I knew this post was risky. I knew not everyone would agree with how I chose to handle a drink situation at a recent birthday party my daughter attended. I even was prepared to be called things like “preachy,” “condescending” and “judgmental.” I was prepared for that response because, even though I’m none of those things, that comes with the territory. You can be tactful to a fault — hell, you can even say nothing at all — and there will always be people who see your choices as criticism of their choices. It happens on the interwebs and in real life. All. The. Time.
But what caught me by surprise was how many people called my actions “rude” and “impolite.” I even heard that speaking up was “not my place.” (It’s interesting to ponder whether any of these words would have been used if I were a man.)
Here’s what troubles me about so many people protesting my “manners”: For all the (sometimes tragic) signs that we have become a less-civilized society, in one aspect we have taken the concept of civility to the extreme. And that is in the way we tiptoe around certain topics as though they were landmines. Top of that list is food. And especially food consumed by kids.
Deference around food has its roots in a good place, in cultural courtesy and comfort and hospitality. But as our food climate has shifted — to where it’s not just a matter of eating something that maybe isn’t your favorite, but eating something that actually could be harmful — those notions no longer cut it.

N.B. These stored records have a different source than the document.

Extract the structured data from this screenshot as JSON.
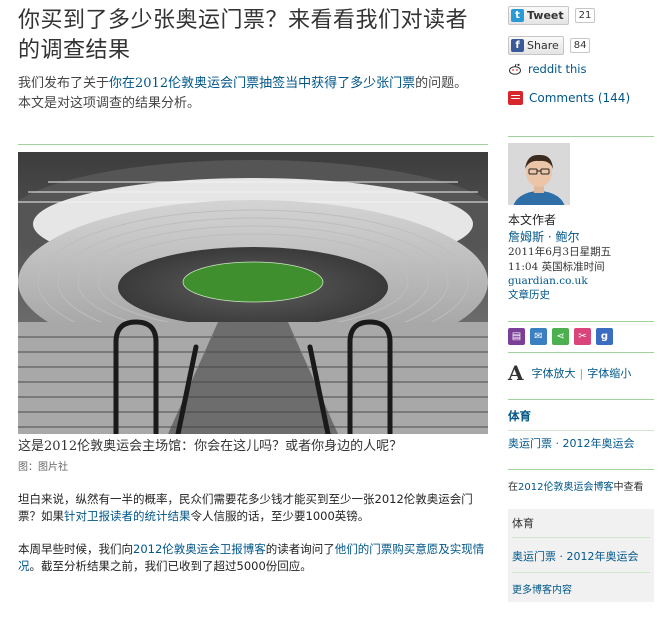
{
  "headline": "你买到了多少张奥运门票？来看看我们对读者的调查结果",
  "standfirst": {
    "before": "我们发布了关于",
    "link": "你在2012伦敦奥运会门票抽签当中获得了多少张门票",
    "after": "的问题。本文是对这项调查的结果分析。"
  },
  "photo": {
    "caption": "这是2012伦敦奥运会主场馆：你会在这儿吗？或者你身边的人呢？",
    "credit": "图：图片社"
  },
  "body": {
    "p1_a": "坦白来说，纵然有一半的概率，民众们需要花多少钱才能买到至少一张2012伦敦奥运会门票？如果",
    "p1_link": "针对卫报读者的统计结果",
    "p1_b": "令人信服的话，至少要1000英镑。",
    "p2_a": "本周早些时候，我们向",
    "p2_link1": "2012伦敦奥运会卫报博客",
    "p2_b": "的读者询问了",
    "p2_link2": "他们的门票购买意愿及实现情况",
    "p2_c": "。截至分析结果之前，我们已收到了超过5000份回应。"
  },
  "share": {
    "tweet_label": "Tweet",
    "tweet_count": "21",
    "facebook_label": "Share",
    "facebook_count": "84",
    "reddit_label": "reddit this",
    "comments_label": "Comments (144)"
  },
  "author": {
    "heading": "本文作者",
    "name": "詹姆斯 · 鲍尔",
    "date": "2011年6月3日星期五",
    "time": "11:04 英国标准时间",
    "source": "guardian.co.uk",
    "history": "文章历史"
  },
  "tools": {
    "icons": [
      "print-icon",
      "email-icon",
      "share-icon",
      "clip-icon",
      "google-icon"
    ],
    "font_larger": "字体放大",
    "separator": "|",
    "font_smaller": "字体缩小",
    "big_a": "A"
  },
  "sections": {
    "sport_heading": "体育",
    "sport_link": "奥运门票 · 2012年奥运会",
    "blog_note_prefix": "在",
    "blog_note_link": "2012伦敦奥运会博客",
    "blog_note_suffix": "中查看",
    "sport_heading_2": "体育",
    "sport_link_2": "奥运门票 · 2012年奥运会",
    "more_blogs": "更多博客内容"
  },
  "colors": {
    "link": "#005689",
    "rule": "#9fd39a",
    "twitter": "#2a9ad6",
    "facebook": "#3b5998",
    "comments": "#d8262c"
  }
}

I’ve come to believe that it’s time for more of us to step up and speak up, that quiet protest is not enough. We can sit around and worry about offending people (and then complain bitterly in private), or we can actually try to change things. That doesn’t mean we should be jerks. But nor does it mean that it’s “rude” when we do speak up. Humor and tact have taken me a long way in nine years of advocating for my daughter and other kids.
Now, we can agree to disagree on whether a birthday party was the appropriate place to do that. As I wrote in my initial post, prior to that party I’d never said anything to a host. (Ever.) And I may never do it again. Not because I regret what I did, but because every situation is different. Judging by most of the responses I got, many of you have done or would do the same, or at least appreciate that someone would do it. But I respect those who feel differently.

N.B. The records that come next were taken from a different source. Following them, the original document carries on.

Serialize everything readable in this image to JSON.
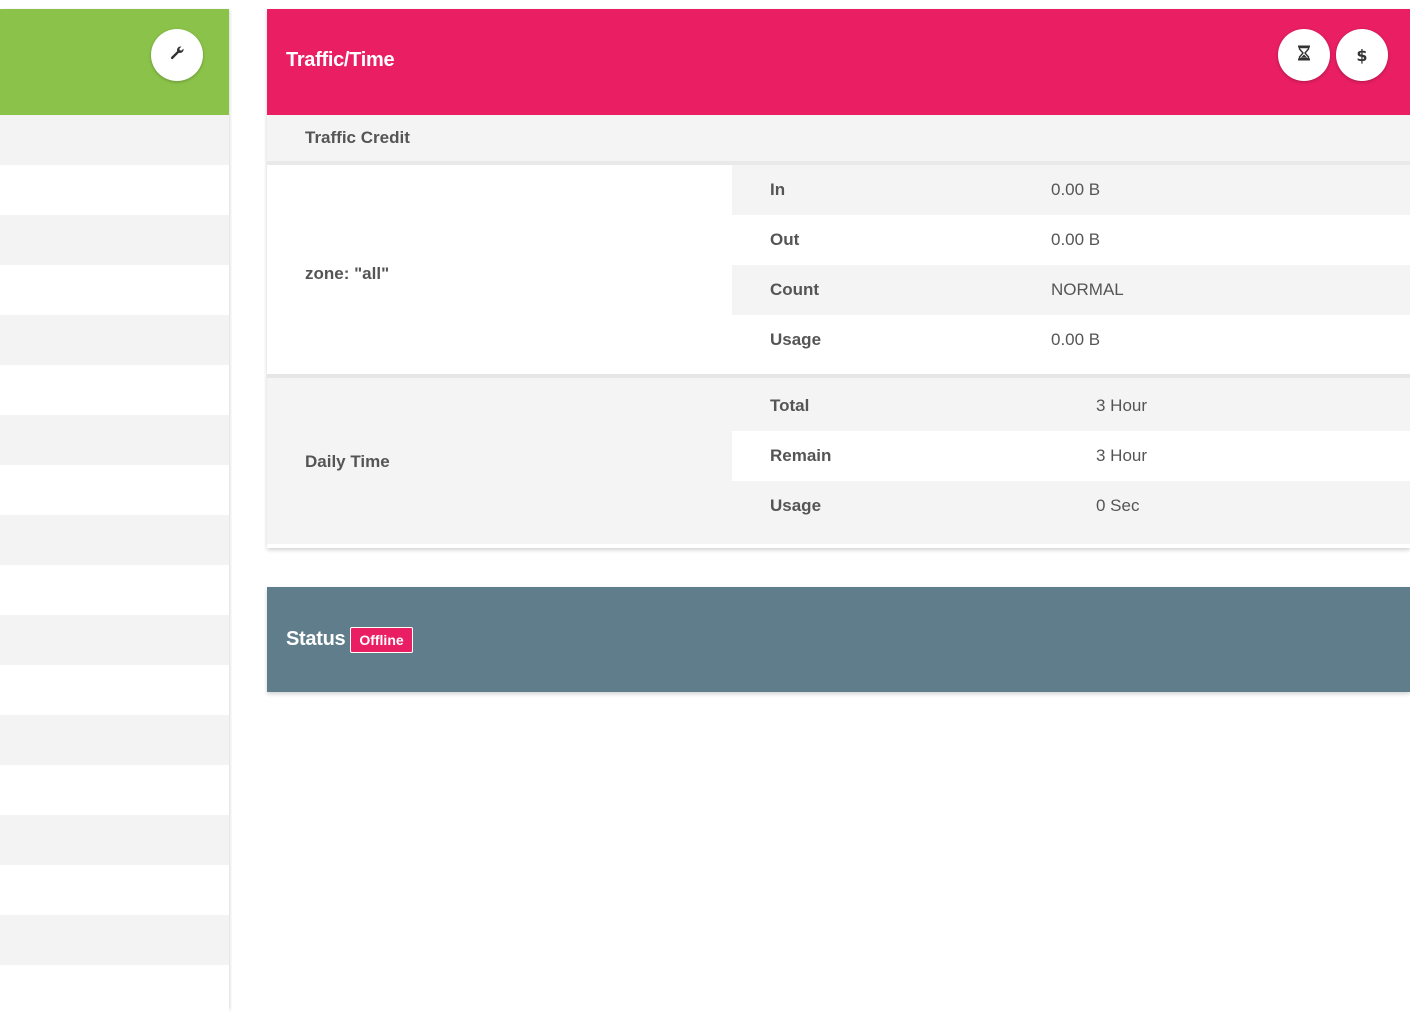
{
  "colors": {
    "left_header": "#8bc34a",
    "traffic_header": "#e91e63",
    "status_header": "#607d8b",
    "badge_offline": "#e91e63"
  },
  "left_panel": {
    "tool_icon": "wrench-icon",
    "row_count": 18
  },
  "traffic_card": {
    "title": "Traffic/Time",
    "buttons": [
      {
        "icon": "hourglass-icon",
        "glyph": "⧗"
      },
      {
        "icon": "dollar-icon",
        "glyph": "$"
      }
    ],
    "section_title": "Traffic Credit",
    "zone": {
      "label": "zone: \"all\"",
      "rows": [
        {
          "key": "In",
          "value": "0.00 B"
        },
        {
          "key": "Out",
          "value": "0.00 B"
        },
        {
          "key": "Count",
          "value": "NORMAL"
        },
        {
          "key": "Usage",
          "value": "0.00 B"
        }
      ]
    },
    "daily": {
      "label": "Daily Time",
      "rows": [
        {
          "key": "Total",
          "value": "3 Hour"
        },
        {
          "key": "Remain",
          "value": "3 Hour"
        },
        {
          "key": "Usage",
          "value": "0 Sec"
        }
      ]
    }
  },
  "status_card": {
    "title": "Status",
    "badge": "Offline"
  }
}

What’s perhaps most interesting about the food conversation in our country today is that, while we mostly avoid the topic in real life, there is a raging competition online to see who can be the best organic mom or, in typical backlash fashion, the best junk-food mom. (Did you know that’s now a badge of honor, too?) I see both sides on blogs, forums, article comment sections and Facebook pages every day.

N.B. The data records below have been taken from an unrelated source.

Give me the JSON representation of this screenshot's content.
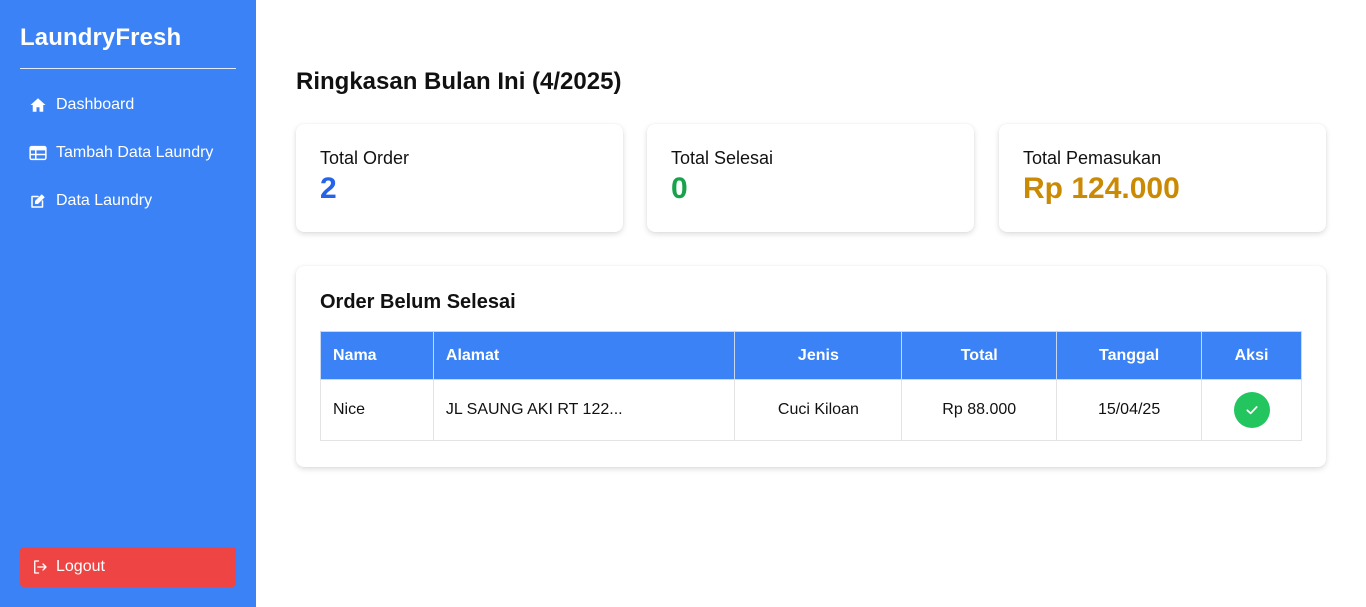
{
  "brand": "LaundryFresh",
  "sidebar": {
    "items": [
      {
        "label": "Dashboard",
        "icon": "home-icon"
      },
      {
        "label": "Tambah Data Laundry",
        "icon": "table-icon"
      },
      {
        "label": "Data Laundry",
        "icon": "edit-icon"
      }
    ],
    "logout_label": "Logout"
  },
  "summary": {
    "title": "Ringkasan Bulan Ini (4/2025)",
    "cards": [
      {
        "label": "Total Order",
        "value": "2",
        "color": "#2563eb"
      },
      {
        "label": "Total Selesai",
        "value": "0",
        "color": "#16a34a"
      },
      {
        "label": "Total Pemasukan",
        "value": "Rp 124.000",
        "color": "#ca8a04"
      }
    ]
  },
  "orders": {
    "title": "Order Belum Selesai",
    "columns": [
      "Nama",
      "Alamat",
      "Jenis",
      "Total",
      "Tanggal",
      "Aksi"
    ],
    "rows": [
      {
        "nama": "Nice",
        "alamat": "JL SAUNG AKI RT 122...",
        "jenis": "Cuci Kiloan",
        "total": "Rp 88.000",
        "tanggal": "15/04/25",
        "action_icon": "check-icon"
      }
    ]
  },
  "colors": {
    "sidebar": "#3b82f6",
    "logout": "#ef4444",
    "table_header": "#3b82f6",
    "success": "#22c55e"
  }
}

On one hand you have extreme-food parents who brag at length about how their kids only eat this or have never eaten that. And who hesitate Not At All to slam another parent for choices they perceive as less than perfect. (And I mean slam. The internet provides far too easy a cover for not only snark, but outright hostility.) And I worry that these parents are producing preachy and annoying kids, too.
Then you have people who’ve made a sport of ragging on the organic moms, yet they also practice their own brand of one-upmanship, asserting their superiority precisely because they don’t care about this stuff (or claim they don’t care).
Yet someone speaks up at a party or at school or at a relative’s house, and that’s controversial?
I’m going with the Lorax on this one: “Unless someone like you cares a whole awful lot, nothing is going to get better. It’s not.”